The researchers also found a slight suggestion that low fat might make a difference in breast cancer but the results were not statistically significant, meaning they may have occurred by chance.
Still the study's results frustrate our primal urge to control our destinies by controlling what we put in our mouths. And when it comes to this urge, it is remarkable how history repeats itself. Over and over again, medical experts and self-styled medical experts have insisted that one diet or another can prevent disease, cure chronic illness and ensure health and longevity. And woe unto those who ignore such dietary precepts.
For example, Jean Anthelme Brillat-Savarin, the French 19th-century food writer, insisted that the secret to good health was to avoid carbohydrates. Brillat-Savarin, a lawyer, also knew the response his advice would provoke.
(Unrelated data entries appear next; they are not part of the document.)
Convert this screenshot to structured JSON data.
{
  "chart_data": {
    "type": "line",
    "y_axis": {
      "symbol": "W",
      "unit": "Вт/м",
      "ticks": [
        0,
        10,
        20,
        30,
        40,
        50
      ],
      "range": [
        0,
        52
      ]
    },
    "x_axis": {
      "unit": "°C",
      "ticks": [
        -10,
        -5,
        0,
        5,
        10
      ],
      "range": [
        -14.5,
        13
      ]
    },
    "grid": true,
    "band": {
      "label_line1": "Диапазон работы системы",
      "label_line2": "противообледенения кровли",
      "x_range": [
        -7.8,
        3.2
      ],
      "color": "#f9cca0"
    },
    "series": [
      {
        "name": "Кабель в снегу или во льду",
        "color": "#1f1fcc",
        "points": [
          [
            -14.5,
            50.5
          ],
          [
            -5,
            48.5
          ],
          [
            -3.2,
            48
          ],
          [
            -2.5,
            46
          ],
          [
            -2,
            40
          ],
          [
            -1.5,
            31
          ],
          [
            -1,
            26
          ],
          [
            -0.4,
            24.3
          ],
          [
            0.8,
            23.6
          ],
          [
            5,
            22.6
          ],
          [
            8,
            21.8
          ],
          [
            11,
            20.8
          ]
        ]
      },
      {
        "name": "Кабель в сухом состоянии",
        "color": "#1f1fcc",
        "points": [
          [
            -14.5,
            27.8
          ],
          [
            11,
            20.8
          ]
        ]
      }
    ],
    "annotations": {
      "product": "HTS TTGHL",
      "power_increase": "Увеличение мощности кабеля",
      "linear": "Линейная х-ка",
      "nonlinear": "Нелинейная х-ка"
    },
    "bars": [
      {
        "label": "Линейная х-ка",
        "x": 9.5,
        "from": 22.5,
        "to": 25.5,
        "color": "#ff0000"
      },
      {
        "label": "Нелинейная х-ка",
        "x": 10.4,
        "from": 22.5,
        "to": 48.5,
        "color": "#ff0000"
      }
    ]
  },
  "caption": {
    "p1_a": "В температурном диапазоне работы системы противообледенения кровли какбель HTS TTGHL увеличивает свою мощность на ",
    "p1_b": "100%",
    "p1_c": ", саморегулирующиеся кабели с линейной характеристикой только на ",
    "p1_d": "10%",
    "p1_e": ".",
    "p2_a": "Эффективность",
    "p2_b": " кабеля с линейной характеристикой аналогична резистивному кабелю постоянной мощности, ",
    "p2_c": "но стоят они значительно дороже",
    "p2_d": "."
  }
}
" 'Oh Heavens!' all you readers of both sexes will cry out, 'oh Heavens above!" he wrote in his 1825 book, "The Physiology of Taste." "But what a wretch the Professor is! Here in a single word he forbids us everything we must love, those little white rolls from Limet, and Achard's cakes and those cookies, and a hundred things made with flour and butter, with flour and sugar, with flour and sugar and eggs!"
Brillat-Savarin continued, "He doesn't even leave us potatoes or macaroni! Who would have thought this of a lover of good food who seemed so pleasant?
" 'What's this I hear?' I exclaim, putting on my severest face, which I do perhaps once a year. 'Very well then; eat! Get fat! Become ugly and thick, and asthmatic, finally die in your own melted grease."
The Frenchman's recipe for good health was only one of many to come. A decade later, the Rev. Sylvester Graham exhorted Americans to eat simple foods like grains and vegetables and to drink water.
Beef and pork, salt and pepper, spices, tea and coffee, alcohol, he advised, all lead to gluttony. Bread should be unleavened, and made with bran to avoid the problem of yeast, which turns sugar into alcohol, he continued. It is also important, he said, to seek out fresh organic fruits and vegetables, grown in soil without fertilizers.
The reward for living right, Graham promised, would be perfect health.
A few decades later came Horace Fletcher, a wealthy American businessman who invented his diet in 1889. He was 40 and in despair: he was fat, his health was failing, he was always tired and he had indigestion. He felt, he said, like "a thing fit but to be thrown on the scrap-heap."